My unique blend of lived experience and formal study changed the way I am and the way I teach. It made me more compassionate, more attuned and more determined to support women in ways I wish I had been supported.
I also bring a background as a veterinarian, which means I occasionally tell students to move their “front legs” – but it also means I understand anatomy, physiology and the instinctive patterns of birth and recovery in a way that beautifully complements yoga.
All of this – the births, the losses, the training, the healing – became the foundation for Becoming Mama Yoga, an online home for women in early matrescence: pre-conception, pregnancy and post-natal recovery.

Why Mothers Need More Than Information – They Need Support
So many women enter pregnancy and early motherhood feeling unprepared, overwhelmed or alone. I know this intimately. I lived it.
I didn’t know how to advocate for myself, or trust in my own intuition.
I didn’t know you could influence foetal positioning (before and during labour) to positively impact the birth.
I didn’t know how to recognise a good latch or protect my milk supply.

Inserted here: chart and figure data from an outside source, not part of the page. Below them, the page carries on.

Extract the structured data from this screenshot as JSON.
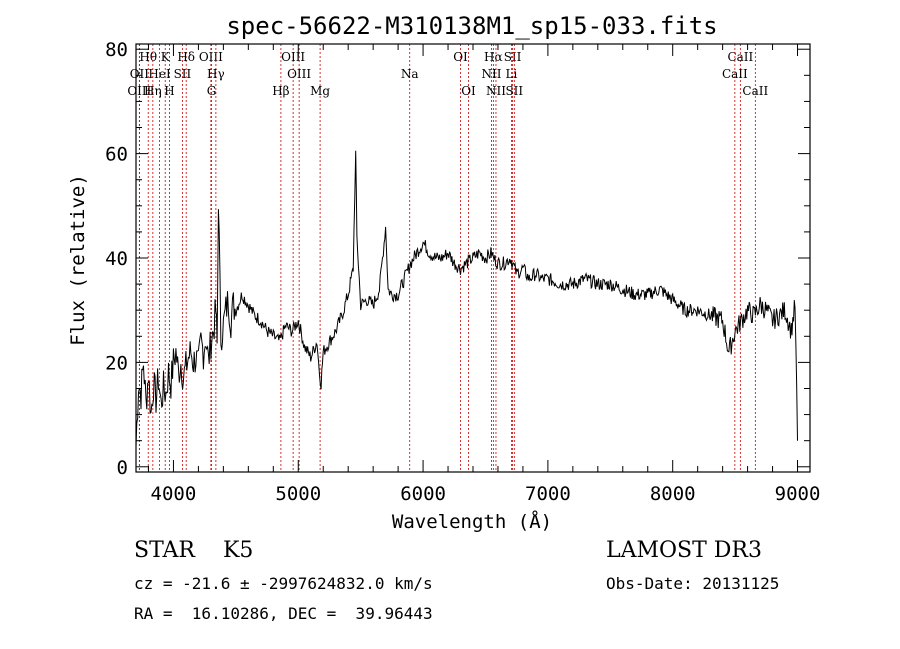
{
  "chart_data": {
    "type": "line",
    "title": "spec-56622-M310138M1_sp15-033.fits",
    "xlabel": "Wavelength (Å)",
    "ylabel": "Flux (relative)",
    "xlim": [
      3700,
      9100
    ],
    "ylim": [
      -1,
      81
    ],
    "xticks": [
      4000,
      5000,
      6000,
      7000,
      8000,
      9000
    ],
    "yticks": [
      0,
      20,
      40,
      60,
      80
    ],
    "grid": false,
    "series": [
      {
        "values_x": [
          3700,
          3720,
          3740,
          3760,
          3780,
          3800,
          3820,
          3840,
          3860,
          3880,
          3900,
          3920,
          3940,
          3960,
          3980,
          4000,
          4020,
          4040,
          4060,
          4080,
          4100,
          4120,
          4140,
          4160,
          4180,
          4200,
          4220,
          4240,
          4260,
          4280,
          4300,
          4320,
          4340,
          4350,
          4360,
          4380,
          4400,
          4420,
          4440,
          4460,
          4480,
          4500,
          4550,
          4600,
          4650,
          4700,
          4750,
          4800,
          4850,
          4900,
          4950,
          5000,
          5050,
          5100,
          5150,
          5170,
          5183,
          5200,
          5250,
          5300,
          5350,
          5400,
          5440,
          5460,
          5470,
          5500,
          5550,
          5600,
          5650,
          5700,
          5720,
          5750,
          5800,
          5850,
          5900,
          5950,
          6000,
          6050,
          6100,
          6150,
          6200,
          6250,
          6300,
          6350,
          6400,
          6450,
          6500,
          6550,
          6563,
          6600,
          6650,
          6700,
          6750,
          6800,
          6850,
          6900,
          6950,
          7000,
          7100,
          7200,
          7300,
          7400,
          7500,
          7600,
          7700,
          7800,
          7900,
          8000,
          8100,
          8200,
          8300,
          8400,
          8450,
          8500,
          8550,
          8600,
          8650,
          8700,
          8750,
          8800,
          8850,
          8900,
          8950,
          8980,
          9000
        ],
        "values_y": [
          4,
          16,
          14,
          20,
          12,
          18,
          10,
          16,
          13,
          17,
          12,
          15,
          14,
          18,
          16,
          20,
          22,
          18,
          20,
          17,
          19,
          21,
          22,
          20,
          21,
          19,
          24,
          22,
          25,
          20,
          24,
          26,
          30,
          23,
          52,
          25,
          27,
          30,
          32,
          28,
          31,
          30,
          33,
          31,
          29,
          28,
          26,
          25,
          24,
          27,
          26,
          28,
          23,
          21,
          24,
          18,
          16,
          22,
          24,
          26,
          29,
          33,
          38,
          60,
          44,
          31,
          32,
          31,
          34,
          46,
          34,
          33,
          33,
          36,
          39,
          41,
          43,
          41,
          40,
          40,
          41,
          39,
          38,
          39,
          40,
          41,
          40,
          41,
          40,
          39,
          39,
          40,
          37,
          38,
          36,
          37,
          36,
          36,
          35,
          35,
          36,
          35,
          35,
          34,
          33,
          33,
          34,
          32,
          30,
          30,
          29,
          28,
          22,
          26,
          28,
          30,
          29,
          31,
          30,
          28,
          29,
          30,
          26,
          31,
          5
        ]
      }
    ],
    "line_markers": [
      {
        "label": "Hθ",
        "wavelength": 3798,
        "row": 0
      },
      {
        "label": "OII",
        "wavelength": 3727,
        "row": 1
      },
      {
        "label": "OIII",
        "wavelength": 3727,
        "row": 2
      },
      {
        "label": "Hη",
        "wavelength": 3835,
        "row": 2
      },
      {
        "label": "HeI",
        "wavelength": 3889,
        "row": 1
      },
      {
        "label": "K",
        "wavelength": 3934,
        "row": 0
      },
      {
        "label": "H",
        "wavelength": 3968,
        "row": 2
      },
      {
        "label": "SII",
        "wavelength": 4072,
        "row": 1
      },
      {
        "label": "Hδ",
        "wavelength": 4102,
        "row": 0
      },
      {
        "label": "OIII",
        "wavelength": 4300,
        "row": 0
      },
      {
        "label": "Hγ",
        "wavelength": 4340,
        "row": 1
      },
      {
        "label": "G",
        "wavelength": 4305,
        "row": 2
      },
      {
        "label": "Hβ",
        "wavelength": 4861,
        "row": 2
      },
      {
        "label": "OIII",
        "wavelength": 4959,
        "row": 0
      },
      {
        "label": "OIII",
        "wavelength": 5007,
        "row": 1
      },
      {
        "label": "Mg",
        "wavelength": 5175,
        "row": 2
      },
      {
        "label": "Na",
        "wavelength": 5893,
        "row": 1
      },
      {
        "label": "OI",
        "wavelength": 6300,
        "row": 0
      },
      {
        "label": "OI",
        "wavelength": 6364,
        "row": 2
      },
      {
        "label": "Hα",
        "wavelength": 6563,
        "row": 0
      },
      {
        "label": "NII",
        "wavelength": 6548,
        "row": 1
      },
      {
        "label": "NII",
        "wavelength": 6584,
        "row": 2
      },
      {
        "label": "SII",
        "wavelength": 6717,
        "row": 0
      },
      {
        "label": "Li",
        "wavelength": 6708,
        "row": 1
      },
      {
        "label": "SII",
        "wavelength": 6731,
        "row": 2
      },
      {
        "label": "CaII",
        "wavelength": 8542,
        "row": 0
      },
      {
        "label": "CaII",
        "wavelength": 8498,
        "row": 1
      },
      {
        "label": "CaII",
        "wavelength": 8662,
        "row": 2
      }
    ]
  },
  "info": {
    "class_text": "STAR    K5",
    "survey_text": "LAMOST DR3",
    "cz_text": "cz = -21.6 ± -2997624832.0 km/s",
    "obs_date_text": "Obs-Date: 20131125",
    "radec_text": "RA =  16.10286, DEC =  39.96443"
  },
  "colors": {
    "spectrum": "#000000",
    "line_marker": "#cc0000"
  }
}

I didn’t know how to rebuild my core or pelvic floor safely after birth.
I didn’t know how to navigate the emotional storms that came with each new chapter.
And I didn’t know how much I didn’t know – until I was already in the thick of it.
That gap between what I thought I knew and what I desperately needed to know became the fire that fuels my work today.
I didn’t want other women to learn these lessons the hard way… I wanted them to understand their bodies, their choices, the many paths a positive birth can take.